Premium
Liver damage underlying unexplained transaminase elevation in human immunodeficiency virus‐1 mono‐infected patients on antiretroviral therapy
Author(s) -
Ingiliz Patrick,
Valantin MarcAntoine,
Duvivier Claudine,
Medja Fadia,
Dominguez Stephanie,
Charlotte Frédéric,
Tubiana Roland,
Poynard Thierry,
Katlama Christine,
Lombès Anne,
Benhamou Yves
Publication year - 2009
Publication title -
hepatology
Language(s) - English
Resource type - Journals
SCImago Journal Rank - 5.488
H-Index - 361
eISSN - 1527-3350
pISSN - 0270-9139
DOI - 10.1002/hep.22665
Subject(s) - medicine , gastroenterology , steatosis , alanine transaminase , transaminase , liver function tests , liver function , aspartate transaminase , steatohepatitis , reverse transcriptase inhibitor , viral load , immunology , biology , fatty liver , virus , antiretroviral therapy , biochemistry , alkaline phosphatase , disease , enzyme
Liver damage associated with chronic unexplained high serum transaminases in human immunodeficiency virus (HIV)‐infected patients under combined antiretroviral therapy is unknown.
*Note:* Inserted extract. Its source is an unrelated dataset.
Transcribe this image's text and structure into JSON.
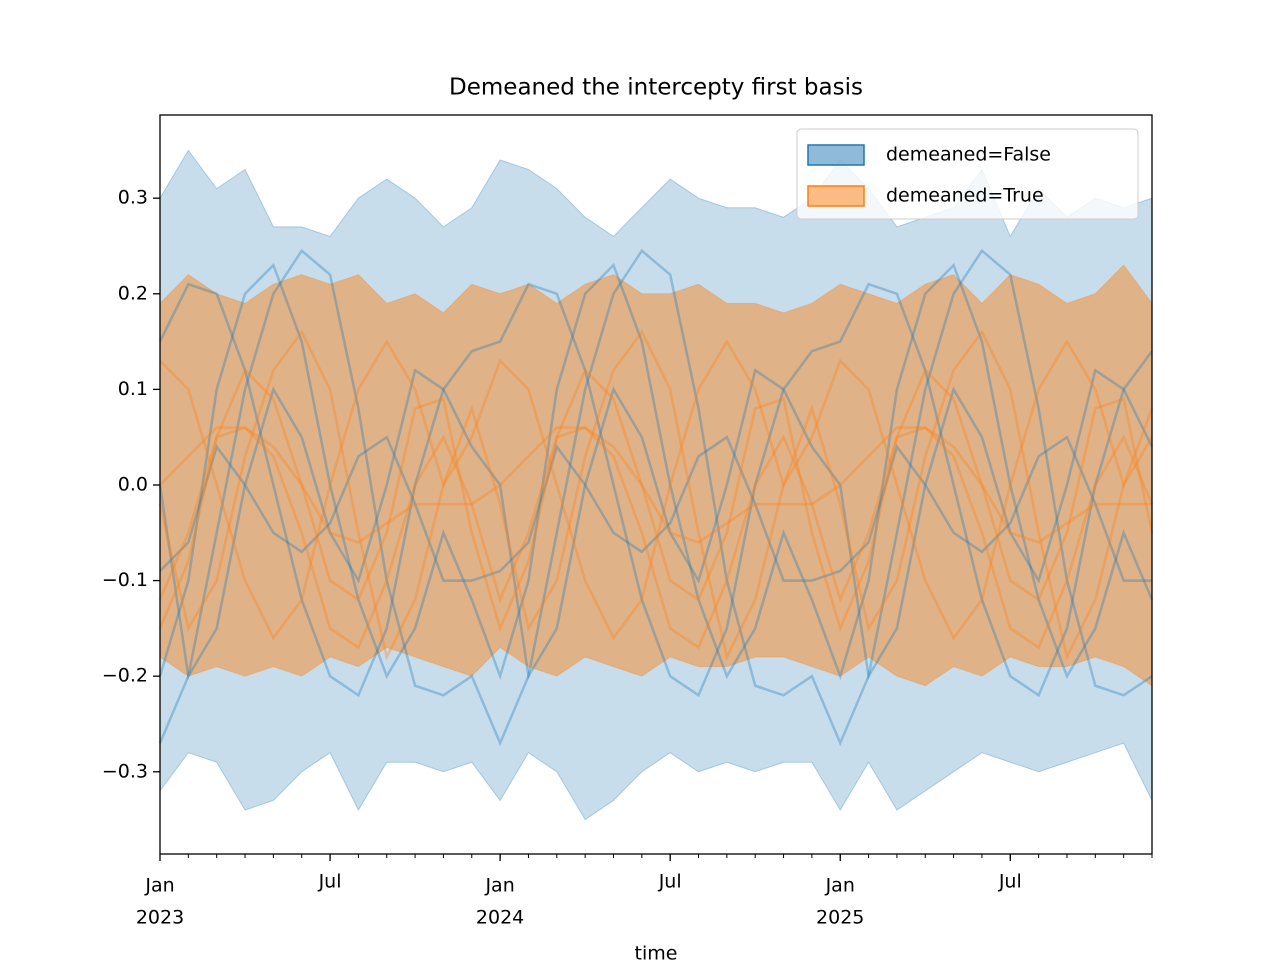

Liver histology was prospectively investigated in patients presenting serum transaminase elevation for more than 6 months, after exclusion of alcohol abuse, hepatitis C virus (HCV) or hepatitis B virus (HBV) infection, autoimmune, and genetic liver diseases. In a subgroup of patients, liver mitochondrial activities were measured by spectrophotometry and mitochondrial DNA (mtDNA) by real‐time polymerase chain reaction (PCR). Thirty patients were included with median values of alanine aminotransferase (ALT) levels: 80 U/L, age: 46 years, body mass index: 23 kg/m 2 , HIV RNA: 200 copies/mL, CD4 count: 365/mm 3 , duration of HIV infection: 13 years, and duration of treatment exposure: 118, 41, and 53 months for nucleoside reverse transcriptase inhibitors, non‐nucleoside reverse transcriptase inhibitors, and protease inhibitors, respectively. Histological anomalies were found in 22 of 30 patients. Steatosis was present in 18 patients, severe in nine patients, and associated with inflammation in 16 patients with a diagnosis of non‐alcoholic steatohepatitis (NASH). Fibrosis was found in 18 patients, severe in six patients and associated with steatosis in 13 patients. Significant liver respiratory complex I defect, contrasting with high complex IV activity and normal mitochondrial DNA content, was observed in the group of patients compared with controls. The presence of NASH was correlated with high fasting glycemia and insulin levels, not with liver mitochondrial function or mitochondrial DNA content. Conclusions: HIV‐infected patients on combined antiretroviral therapy with chronic transaminase elevation of unknown origin have a high rate of liver lesions, mostly consistent with NASH related to insulin resistance. (H EPATOLOGY 2008.)